The long-term impact of unemployment
By Dylan Matthews,
Obviously, the immediate effects of high unemployment are terrible. As a Pew study last summer found, many if not most unemployed people report having trouble getting medical care or paying rent, having to borrow money from friends, and having to raid their savings or retirement accounts to pay bills. They also report growing distant from their friends, increased discord within their families, and a loss of self-respect. But unemployment levels of the kind today’s job report confirmed also have serious longer-term impacts.
It makes you permanently poorer: In 2009, Till von Wachter, Jae Song, and Joyce Manchester released a study on what happened to the long-term earnings of laid-off workers after the 1982 recession. Immediately, laid-off workers experienced annual earnings 30 percent lower than those of workers who hadn’t lost their jobs. But even 15 to 20 years on, these workers experienced 20 percent lower wages than people who had kept their jobs decades previous. The Yale economist Lisa Kahn has found similar long-term earnings loss among college graduates who enter the workforce during a bad economy. They face a higher unemployment rate than those graduating in better years up to 10 years after leaving school, and, depending on which state they start work in, their wages fall anywhere from 1.3 percent to 20 percent lower than those not graduating during a recession every year after they graduate for over 17 years. That is, the wages of someone in the highest unemployment state are not 20 percent lower the first year, and then stay that way. They fall an average of 20 percent lower than the wages of non-recession graduates every year.

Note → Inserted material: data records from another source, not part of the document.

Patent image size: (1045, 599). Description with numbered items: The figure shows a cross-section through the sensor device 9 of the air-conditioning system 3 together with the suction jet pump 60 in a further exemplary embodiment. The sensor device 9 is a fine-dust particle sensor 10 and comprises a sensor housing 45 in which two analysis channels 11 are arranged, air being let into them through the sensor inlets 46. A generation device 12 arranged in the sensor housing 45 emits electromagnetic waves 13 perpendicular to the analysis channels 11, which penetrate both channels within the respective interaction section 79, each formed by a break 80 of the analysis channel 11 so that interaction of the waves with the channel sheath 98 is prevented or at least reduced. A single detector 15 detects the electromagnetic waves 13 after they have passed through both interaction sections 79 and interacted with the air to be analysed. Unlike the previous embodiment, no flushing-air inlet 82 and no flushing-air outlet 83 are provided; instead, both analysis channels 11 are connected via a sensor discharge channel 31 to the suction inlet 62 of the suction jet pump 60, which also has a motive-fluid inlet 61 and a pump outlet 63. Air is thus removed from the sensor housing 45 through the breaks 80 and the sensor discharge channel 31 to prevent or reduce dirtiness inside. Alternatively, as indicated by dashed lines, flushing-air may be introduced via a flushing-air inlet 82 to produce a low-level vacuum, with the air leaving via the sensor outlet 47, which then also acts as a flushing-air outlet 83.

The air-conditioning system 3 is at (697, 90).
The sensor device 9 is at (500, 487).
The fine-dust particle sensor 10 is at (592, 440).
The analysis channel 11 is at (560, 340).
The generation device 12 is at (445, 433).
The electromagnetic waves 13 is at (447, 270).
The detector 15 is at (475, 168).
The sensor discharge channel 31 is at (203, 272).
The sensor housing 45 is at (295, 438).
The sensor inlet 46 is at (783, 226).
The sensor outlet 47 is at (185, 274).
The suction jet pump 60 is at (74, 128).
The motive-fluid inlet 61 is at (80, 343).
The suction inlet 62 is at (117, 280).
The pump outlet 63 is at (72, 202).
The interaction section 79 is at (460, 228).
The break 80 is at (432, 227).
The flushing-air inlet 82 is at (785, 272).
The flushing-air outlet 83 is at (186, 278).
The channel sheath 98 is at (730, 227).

It makes you sicker: Being laid off has serious long-term health effects. William Gallo of Yale Medical School has found that people who are laid off near retirement are twice as likely to have a stroke or heart attack. Gallo, along with Jennie Brand and Becca Levy, have also found that being laid off or part of a branch closing increases one’s likelihood of depression. Layoffs are more likely to cause depression in men than branch closings, whereas the reverse is true of women. Similarly, a study by Kate Struly found that people who lose their jobs are 54 percent more likely to have fair or poor health, and 83 percent more likely to contract a stress-related malady, like a stroke, heart attack, heart disease, depression or arthritis. Long-term unemployment also increases your chance of dying. Till von Wachter (the same economist who did the long-term earnings study) and Daniel Sullivan found that high-seniority male workers experience a 50 percent to 100 percent increase in mortality the year after they’re laid off, and a 10 percent to 15 percent increase even 20 years later.
The point being, persistent high unemployment, like the kind we're experiencing, does not just hurt people in the here and now. It hurts people decades in the future, even if the economy has recovered by then.